- The Washington Times - Tuesday, May 1, 2007

At least some of the public figures accused in last year’s “Republican” corruption scandals were bound to be exonerated. This week it is former Senate Majority Leader Bill Frist, who is cleared of insider-trading allegations by the Securities and Exchange Commission. Mr. Frist’s was a bit part in the 2006 scandal narrative, and the charges against the straight-as-an-arrow Mr. Frist always seemed unlikely. But in the year of Jack Abramoff and Duke Cunningham, they stuck, irrespective of the facts. That’s what happens in a scandal narrative. Readers should know that this is how a media-fed Washington “scandal” story works. Don’t become cynical about the system, nor about leaders you trust, absent hard evidence.

Of course, feel free to be cynical about the media coverage when it tars the innocent. You won’t see Mr. Frist’s exoneration headlined in any of the several media outlets that fed on the allegations in late 2005. The innocence of an accused political leader several months after an election does not lend itself to the logic of a media scandal. Thus did one previously exonerated Washingtonian ask: “Which office do I go to to get my reputation back?” Such scandals only snowball in one direction. Down.
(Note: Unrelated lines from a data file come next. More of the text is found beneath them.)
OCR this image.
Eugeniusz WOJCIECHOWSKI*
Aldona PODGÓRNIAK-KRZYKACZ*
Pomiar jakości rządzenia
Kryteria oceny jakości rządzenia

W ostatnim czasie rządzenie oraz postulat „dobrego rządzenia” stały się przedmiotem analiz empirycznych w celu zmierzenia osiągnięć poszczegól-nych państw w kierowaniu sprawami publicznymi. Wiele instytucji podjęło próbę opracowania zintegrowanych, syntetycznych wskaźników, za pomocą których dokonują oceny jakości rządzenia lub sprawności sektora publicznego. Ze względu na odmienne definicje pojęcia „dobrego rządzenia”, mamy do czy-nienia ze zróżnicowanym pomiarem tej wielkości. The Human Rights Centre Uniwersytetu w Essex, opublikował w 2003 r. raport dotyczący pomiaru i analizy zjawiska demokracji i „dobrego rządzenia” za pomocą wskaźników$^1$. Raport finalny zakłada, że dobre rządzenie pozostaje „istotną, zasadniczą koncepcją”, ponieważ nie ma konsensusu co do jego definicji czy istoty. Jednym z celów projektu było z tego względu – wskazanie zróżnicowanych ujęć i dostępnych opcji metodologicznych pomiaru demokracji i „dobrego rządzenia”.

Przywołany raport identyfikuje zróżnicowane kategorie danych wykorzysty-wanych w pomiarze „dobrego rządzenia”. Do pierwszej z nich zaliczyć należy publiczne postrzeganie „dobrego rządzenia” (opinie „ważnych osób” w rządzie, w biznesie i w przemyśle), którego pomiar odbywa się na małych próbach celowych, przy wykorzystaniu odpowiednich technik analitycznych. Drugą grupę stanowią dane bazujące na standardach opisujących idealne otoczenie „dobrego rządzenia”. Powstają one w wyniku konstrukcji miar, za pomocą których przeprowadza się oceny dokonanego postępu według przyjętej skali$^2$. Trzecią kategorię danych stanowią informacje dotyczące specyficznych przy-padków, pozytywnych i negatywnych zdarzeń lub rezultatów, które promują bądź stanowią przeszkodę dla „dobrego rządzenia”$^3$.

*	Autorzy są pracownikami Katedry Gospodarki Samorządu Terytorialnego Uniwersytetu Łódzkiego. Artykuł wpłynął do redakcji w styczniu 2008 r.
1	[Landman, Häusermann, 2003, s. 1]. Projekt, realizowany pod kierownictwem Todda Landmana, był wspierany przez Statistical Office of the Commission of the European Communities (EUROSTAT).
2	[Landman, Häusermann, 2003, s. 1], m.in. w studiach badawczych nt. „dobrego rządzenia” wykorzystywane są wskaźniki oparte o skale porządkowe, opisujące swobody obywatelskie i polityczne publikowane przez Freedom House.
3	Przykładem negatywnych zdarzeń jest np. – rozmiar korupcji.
“There is, right now, more smoke than evidence that Frist engaged in any insider trading,” wrote The Washington Post’s Ruth Marcus, a Pulitzer nominee, in an October 8, 2005 column, “Hubris on the Hill.” What a disclaimer. She then proceeded to twin Mr. Frist with then-House Majority Leader Tom DeLay for “thumb-in-the-eye-of-the-gods arrogance that inevitably invites downfall.” Mr. Frist, you see, was guilty of “smug and disingenuous maneuvering,” which led Mrs. Marcus to suspect that “even without a trail of damning e-mails or whispered conversations with company insiders” Mr. Frist would be sunk politically. This is called scandal-mongering.

Stop right here and recall that no such “damning e-mails” or “whispered conversations” were in evidence. They didn’t exist then; they don’t exist now. But, it suits the purposes of the scandal-monger to talk about hypothetical condemnatory e-mails and whispers. By the time we know for certain, people will have long forgotten.

Clouds like those around truly guilty parties like Jack Abramoff and Duke Cunningham — or, on the other side of the aisle, like Dan Rostenkowski — can be blown and twisted. Mr. Frist got caught in one even though he was innocent.

If there’s a lesson for ordinary Americans about Washington scandals here, it’s this: Don’t believe everything you read amid a cloud of scandal. Don’t be cynical about a leader until the evidence is in. Above all, don’t be cynical about democratic government. But, feel more than free to be cynical about a manipulative media seeking juicy stories and headlines.